Stéphanie, caissière d'Auchan City est réintégrée
Soulagement pour Stéphanie [le nom a été changé, NDLR], caissière chez Auchan City à Tourcoing. La procédure de licenciement pour faute grave lancée à son encontre par son employeur à été annulée. Stéphanie sera prochainement réintégrée dans un « magasin Auchan de la région », confirme un porte-parole de la chaîne.
Une bonne nouvelle pour cette mère de trois enfants pour qui le cauchemar avait commencé début juillet lorsqu’une cliente du magasin se présente à l’une des six caisses self-service que supervise Stéphanie. Une double promotion sur deux packs d’eau gazeuse et l’annulation de la vente de deux des quatre paquets de pâtes présentés par la cliente lorsque celle-ci réalise qu’elle ne peut pas payer les quatre, le passage est pour le moins confus.
Assez confus d’ailleurs pour que la direction, après examen des bandes vidéos, accuse la caissière de « manipulation frauduleuse volontaire » et invoque une « faute lourde » pour la licencier. À cela s’ajoute le fait que l’hôtesse de caisse ne s’est pas rendu compte du vol, pendant ce même passage, d’une boîte de sauce tomate. Au final, cette boîte de sauce tomate, vendue 85 centimes d’euros, sera en réalité la seule perte réelle pour le magasin.
LICENCIÉE POUR 85 CENTIMES
« Ces mesures n’ont pas été prises à la légère », explique un porte-parole du groupe Auchan interrogé sur la proportionnalité entre la sanction – le licenciement de Stéphanie – et le dommage – le vol, par une cliente, d’un pot de sauce tomate d’une valeur de 85 centimes d’euros. « Je vous laisse cette appréciation, simplement, cette sanction a été menée sur une accumulation de faits, et sur l’absence d’éléments d’explications de cette personne », poursuit-il.
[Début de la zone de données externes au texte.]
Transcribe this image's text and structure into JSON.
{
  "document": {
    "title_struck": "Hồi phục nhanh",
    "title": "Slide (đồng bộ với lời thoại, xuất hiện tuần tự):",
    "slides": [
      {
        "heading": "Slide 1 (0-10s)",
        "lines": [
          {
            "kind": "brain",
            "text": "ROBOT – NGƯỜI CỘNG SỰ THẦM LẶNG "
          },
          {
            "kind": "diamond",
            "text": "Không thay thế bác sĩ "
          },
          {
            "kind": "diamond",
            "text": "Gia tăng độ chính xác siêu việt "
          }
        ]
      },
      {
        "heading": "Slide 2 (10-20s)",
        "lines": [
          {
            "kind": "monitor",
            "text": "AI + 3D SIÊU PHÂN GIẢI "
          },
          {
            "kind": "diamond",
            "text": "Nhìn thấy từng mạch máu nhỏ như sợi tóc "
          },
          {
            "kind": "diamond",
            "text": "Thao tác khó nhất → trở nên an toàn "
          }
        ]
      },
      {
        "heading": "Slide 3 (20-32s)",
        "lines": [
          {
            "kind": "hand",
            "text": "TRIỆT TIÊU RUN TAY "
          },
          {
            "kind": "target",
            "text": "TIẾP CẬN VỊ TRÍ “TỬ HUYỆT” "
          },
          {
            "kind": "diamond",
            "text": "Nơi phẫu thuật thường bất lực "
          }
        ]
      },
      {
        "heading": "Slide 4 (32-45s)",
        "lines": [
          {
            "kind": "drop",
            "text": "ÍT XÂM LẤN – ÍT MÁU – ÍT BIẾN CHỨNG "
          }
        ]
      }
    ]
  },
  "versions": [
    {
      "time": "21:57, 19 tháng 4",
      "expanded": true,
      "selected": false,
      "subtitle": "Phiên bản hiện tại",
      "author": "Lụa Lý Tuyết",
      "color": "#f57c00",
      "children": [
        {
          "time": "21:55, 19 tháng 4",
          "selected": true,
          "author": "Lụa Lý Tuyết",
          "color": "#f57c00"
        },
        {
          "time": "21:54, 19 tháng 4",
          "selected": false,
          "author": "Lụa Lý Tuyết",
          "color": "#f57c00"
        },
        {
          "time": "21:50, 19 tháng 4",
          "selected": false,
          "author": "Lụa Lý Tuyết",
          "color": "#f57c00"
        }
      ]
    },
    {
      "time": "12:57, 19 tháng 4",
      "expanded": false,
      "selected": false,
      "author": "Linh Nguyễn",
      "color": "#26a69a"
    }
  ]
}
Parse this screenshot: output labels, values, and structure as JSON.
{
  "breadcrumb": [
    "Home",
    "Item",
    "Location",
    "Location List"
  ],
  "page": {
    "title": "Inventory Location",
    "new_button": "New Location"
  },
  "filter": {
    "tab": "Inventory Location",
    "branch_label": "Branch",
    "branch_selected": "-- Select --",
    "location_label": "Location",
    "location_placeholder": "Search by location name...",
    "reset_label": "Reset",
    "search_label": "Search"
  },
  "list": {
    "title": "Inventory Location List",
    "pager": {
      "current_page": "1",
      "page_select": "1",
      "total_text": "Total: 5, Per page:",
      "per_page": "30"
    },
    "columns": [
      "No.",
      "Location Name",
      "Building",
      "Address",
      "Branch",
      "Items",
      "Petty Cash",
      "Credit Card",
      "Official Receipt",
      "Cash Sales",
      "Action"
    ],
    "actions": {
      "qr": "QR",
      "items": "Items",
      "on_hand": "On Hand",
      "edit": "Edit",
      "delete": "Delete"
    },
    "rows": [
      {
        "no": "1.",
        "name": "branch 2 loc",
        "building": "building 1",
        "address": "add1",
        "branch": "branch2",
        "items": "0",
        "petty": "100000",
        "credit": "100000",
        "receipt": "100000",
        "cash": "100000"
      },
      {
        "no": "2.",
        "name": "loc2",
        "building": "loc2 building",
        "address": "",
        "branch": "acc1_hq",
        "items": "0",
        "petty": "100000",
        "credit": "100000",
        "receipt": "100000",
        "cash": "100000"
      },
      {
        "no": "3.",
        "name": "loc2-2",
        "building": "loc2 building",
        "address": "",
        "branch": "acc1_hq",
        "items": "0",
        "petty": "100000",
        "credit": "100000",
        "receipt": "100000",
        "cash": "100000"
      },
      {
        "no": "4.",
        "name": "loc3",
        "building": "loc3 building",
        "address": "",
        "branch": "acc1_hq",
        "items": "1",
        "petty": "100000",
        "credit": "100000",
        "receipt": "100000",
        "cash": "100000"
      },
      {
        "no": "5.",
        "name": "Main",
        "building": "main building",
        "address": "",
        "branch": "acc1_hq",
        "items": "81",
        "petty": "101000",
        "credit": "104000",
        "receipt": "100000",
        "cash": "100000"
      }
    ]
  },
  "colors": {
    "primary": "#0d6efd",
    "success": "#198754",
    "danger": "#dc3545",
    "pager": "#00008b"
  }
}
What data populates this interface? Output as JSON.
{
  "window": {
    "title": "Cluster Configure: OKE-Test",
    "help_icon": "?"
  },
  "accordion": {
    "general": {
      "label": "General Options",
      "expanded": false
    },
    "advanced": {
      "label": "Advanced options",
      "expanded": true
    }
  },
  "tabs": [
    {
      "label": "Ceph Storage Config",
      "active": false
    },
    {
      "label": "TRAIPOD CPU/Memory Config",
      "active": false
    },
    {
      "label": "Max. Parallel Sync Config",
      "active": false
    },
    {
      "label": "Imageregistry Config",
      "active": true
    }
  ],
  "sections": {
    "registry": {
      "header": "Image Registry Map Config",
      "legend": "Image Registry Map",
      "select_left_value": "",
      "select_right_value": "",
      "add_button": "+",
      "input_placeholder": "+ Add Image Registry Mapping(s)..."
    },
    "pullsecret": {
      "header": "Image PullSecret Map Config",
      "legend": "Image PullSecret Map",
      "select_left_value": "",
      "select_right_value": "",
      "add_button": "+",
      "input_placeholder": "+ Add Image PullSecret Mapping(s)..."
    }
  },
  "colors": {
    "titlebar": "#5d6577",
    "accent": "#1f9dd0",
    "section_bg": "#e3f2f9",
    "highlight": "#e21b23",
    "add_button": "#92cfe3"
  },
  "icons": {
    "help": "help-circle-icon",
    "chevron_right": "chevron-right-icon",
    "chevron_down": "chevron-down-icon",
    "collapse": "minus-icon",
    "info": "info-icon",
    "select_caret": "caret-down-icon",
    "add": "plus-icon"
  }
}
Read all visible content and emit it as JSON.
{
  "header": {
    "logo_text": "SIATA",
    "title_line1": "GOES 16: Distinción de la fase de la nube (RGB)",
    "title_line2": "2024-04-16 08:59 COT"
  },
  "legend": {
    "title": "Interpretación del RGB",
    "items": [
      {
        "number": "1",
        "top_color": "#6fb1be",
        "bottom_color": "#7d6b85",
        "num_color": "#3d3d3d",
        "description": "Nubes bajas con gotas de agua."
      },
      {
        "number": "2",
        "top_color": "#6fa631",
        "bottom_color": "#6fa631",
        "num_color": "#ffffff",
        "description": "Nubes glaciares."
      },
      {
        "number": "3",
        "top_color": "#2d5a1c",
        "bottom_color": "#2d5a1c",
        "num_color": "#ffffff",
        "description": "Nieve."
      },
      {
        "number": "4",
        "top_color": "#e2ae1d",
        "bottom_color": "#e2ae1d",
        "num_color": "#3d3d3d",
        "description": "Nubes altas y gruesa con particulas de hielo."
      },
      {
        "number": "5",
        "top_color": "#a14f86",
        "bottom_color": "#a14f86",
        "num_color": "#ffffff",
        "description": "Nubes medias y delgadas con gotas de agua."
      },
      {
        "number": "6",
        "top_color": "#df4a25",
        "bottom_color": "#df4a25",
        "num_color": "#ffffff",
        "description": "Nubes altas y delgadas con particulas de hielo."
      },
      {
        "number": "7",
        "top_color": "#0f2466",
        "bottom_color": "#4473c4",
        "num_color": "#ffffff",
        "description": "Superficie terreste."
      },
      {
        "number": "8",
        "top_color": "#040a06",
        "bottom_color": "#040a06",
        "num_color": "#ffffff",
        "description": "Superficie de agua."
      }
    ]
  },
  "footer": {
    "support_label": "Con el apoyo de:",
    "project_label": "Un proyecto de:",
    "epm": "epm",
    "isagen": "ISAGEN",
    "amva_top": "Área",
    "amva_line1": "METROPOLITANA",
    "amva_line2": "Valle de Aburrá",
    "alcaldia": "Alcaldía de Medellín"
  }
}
Une mobilisation prend alors de l’ampleur dans la ville du Nord pour défendre Stéphanie, syndiquée à la CGT. Une pétition est signée par près de 6 000 personnes réclamant sa réintégration. Le 13 août, entre 50 et 100 personnes se rassemblent devant l’enseigne pour sensibiliser les clients du magasin et faire pression sur la direction.
« Ce n’est même pas du syndicalisme », s’exclame, en colère, Samuel Meegens, secrétaire général de l’union locale CGT de Tourcoing : « Quand vous avez une copine qui perd son boulot et qui doit nourrir trois gamins, vous ne pouvez pas rester les bras croisés ! »
D’autant plus que le climat social est lourd chez Auchan City. Cette enseigne du groupe Auchan, dont il n’existe que deux magasins en France (Tourcoing, dans le Nord, et Coignières, dans les Yvelines), est une « expérience » pour les propriétaires, dénonce Samuel Meegens, et les salariés y sont traités comme des « cobayes ». La distinction entre Auchan City et le reste du groupe permet, selon les représentants syndicaux, d’appliquer des salaires inférieurs à ceux négociés chez Auchan. De plus, les conditions de travail y sont difficiles, explique Samuel Meegens, du fait du manque de personnel, en dépit des 150 000 euros de crédit d’impôt par an reçus par le groupe et de l’achat « à l’euro symbolique » du terrain sur lequel le magasin est implanté.
DES ÉLÉMENTS NOUVEAUX ?
La direction dément le lien entre la réintégration de Stéphanie et la mobilisation syndicale, et justifie ce revirement de position par l’apparition « de nouveaux éléments » après que Stéphanie a rompu le silence et accepté de s’expliquer devant ses responsables, sans donner davantage de précisions sur la nature de ces éléments.
« C’est n’importe quoi. Quels éléments nouveaux pourrait-il y avoir ? », sourit Samuel Meegens, pour qui la direction d’Auchan refuse d’admettre le rôle joué par la CGT de peur d’apporter de l’eau au moulin des syndicalistes, dans un climat de discrimination syndicale.